Sociable fruit flies apparently need more sleep than their isolated siblings. The find, reported tomorrow in Science, provides clues about why flies and other animals sleep and what our brains do while we are in dreamland.
Although animals of all sorts need sleep to survive, it is still a mystery why we require regular shut-eye. Studies in humans, rats, and other animals have suggested that sleep plays a role in learning and memory--students who have a full night's sleep between training sessions for a new skill learn faster than those who don't, for example (ScienceNOW 14 April, 1998).
To see if they could find a link between sleep and nervous-system stimulation, neuroscientist Indrani Ganguly-Fitzgerald of the Neurosciences Institute in San Diego, California, and her colleagues compared the sleep habits of flies housed in groups of 30 or more to those of flies kept in isolation.
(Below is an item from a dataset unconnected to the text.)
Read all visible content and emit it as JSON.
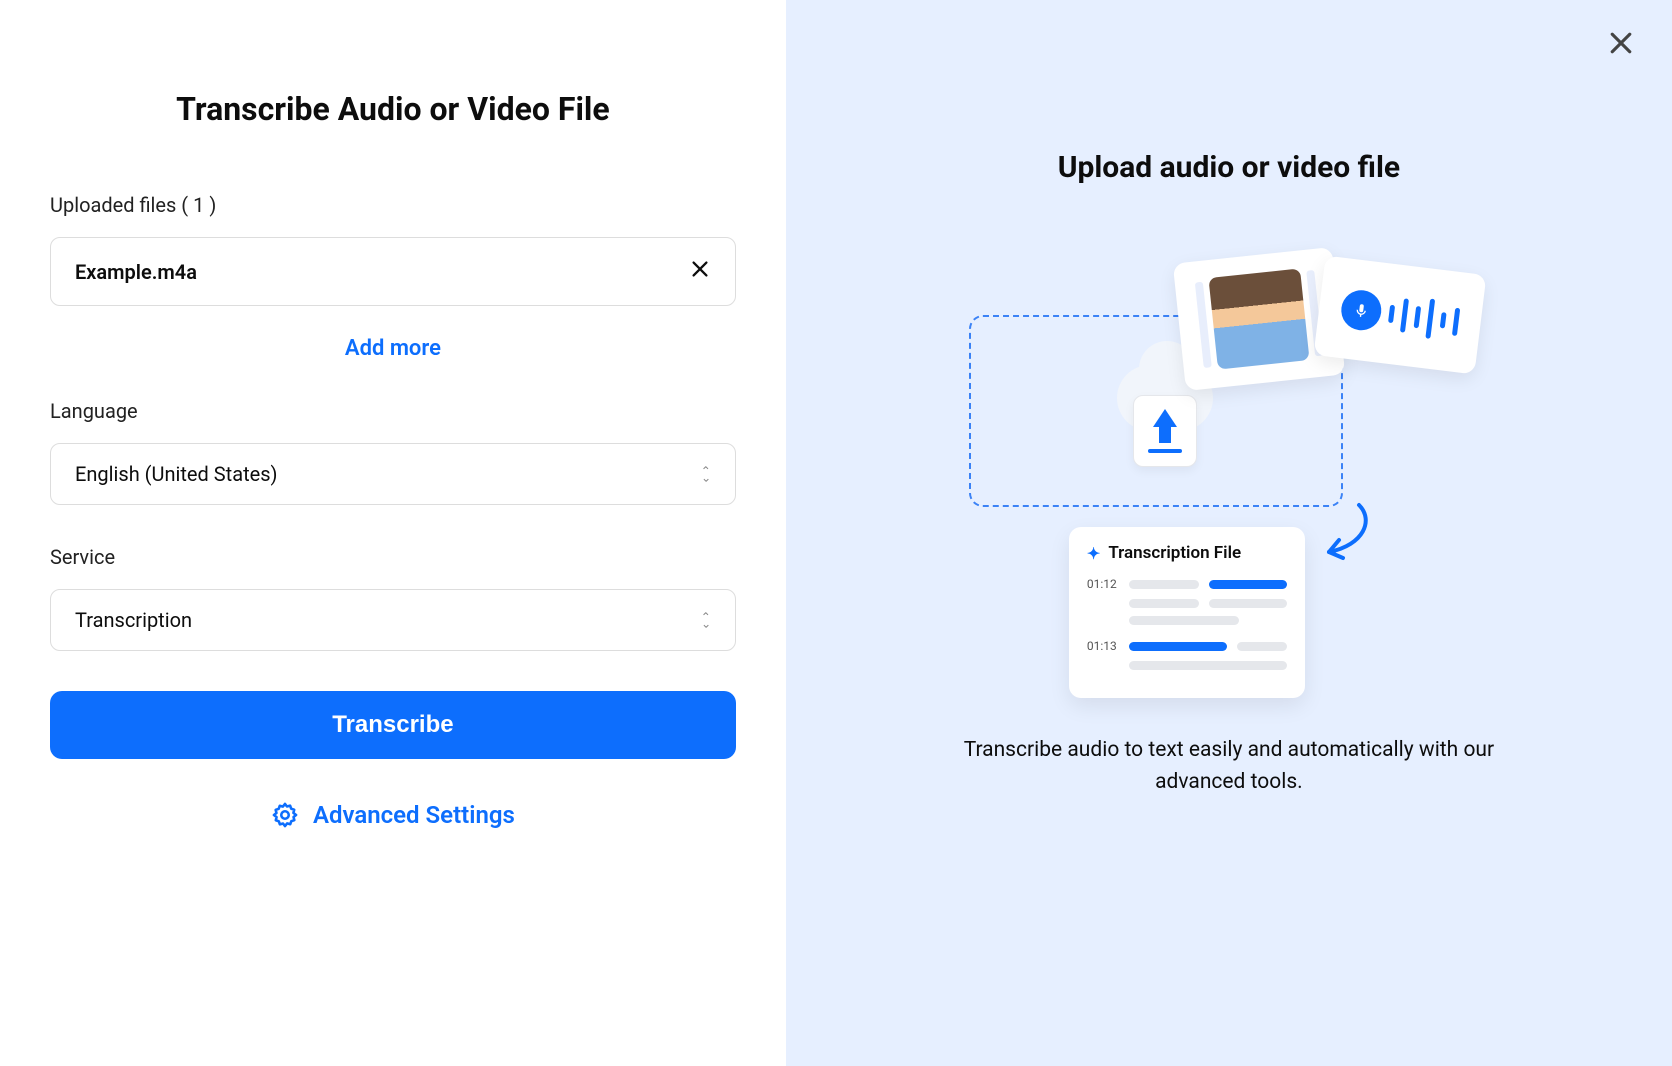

Despite their simple appearance, flies have rich social lives, she says: "They mate, they fight. They form memories about the interactions they've had, and they make decisions." And, the researchers found, the socialized flies slept significantly more during the day than their isolated counterparts. In fact, the bigger the group, the more sleep the flies needed.
Ganguly-Fitzgerald argues that the difference is due to the flies' social life. All that extra stimulation requires extra down-time to process, she says. When the scientists tested flies that couldn't see or smell--and therefore received less sensory input in the socialized conditions--there was no difference between socialized and isolated insects.
Further experiments demonstrated that molecules and genes involved in learning and memory also impact the social flies' extra need for naps. One of those molecules is a neurotransmitter called dopamine. When flies were altered to have more or less dopamine than normal, the difference between social and isolated flies disappeared. The same was true when flies lacked genes involved in memory formation.
The results "support the idea that sleep is involved in synaptic plasticity," the process in which brain cells make new connections, says neurobiologist Amita Sehgal of the University of Pennsylvania Medical School in Philadelphia. New experiences trigger changes in brain-cell connections, and that apparently increases the need for sleep, she says. The role of dopamine and memory-forming genes is intriguing, she says, and further experiments should help nail down exactly which genes are involved in the link between sleep and information-processing.